Noting that most agencies have to reduce staff in light of the current economic challenges, Dr Brathwaite suggested that productivity must therefore be considered.
“Of course we have the whole question of the sewage projects. We are looking to see to what extent we can improve those. Certainly, those are areas that we have to look at if we are concerned about the health of the nation. Also . . . to what extent we can use waste water for the production of food crops and that sort of things – the best use of waste water,” he said.
The BWA top official said the statutory body also has a major programme for the modernisation of the water system in Barbados.
He disclosed that while the authority has been losing substantial sums of revenue due to leaks, he expected the bottom line to improve as the agency installs new high tech metres, replaces ageing underground pipes, reduces its reliance on electricity from the Barbados Light & Power Company by introducing photovoltaic and other forms of alternative and renewable energy, and streamlining its accounting and financing mechanisms.

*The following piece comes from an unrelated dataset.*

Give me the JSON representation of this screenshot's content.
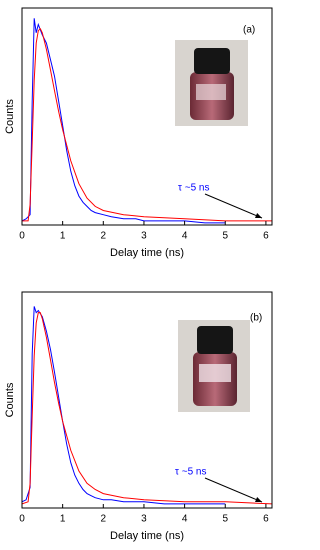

“Once you are losing water and water that cannot be accounted for, that is significant and we have to address that. A lot of the leakage comes from the poor and antiquated underground pipes. Also, of course, a lot of the metres that we used . . . don’t really perform as they ought to perform. That is why we are in the process of installing a whole set of modern metres that would be more efficient and will last a bit longer.”
He explained that such metres would place the BWA in a better position to more accurately record water use by consumers.
“Then of course we have to look critically at planning . . . These old statutory corporations never paid a lot of attention to a planning unit per se,” he said.
Dr Brathwaite also revealed that the BWA was holding discussions with a number of international agencies that would assist it in introducing projects to reduce its energy bill.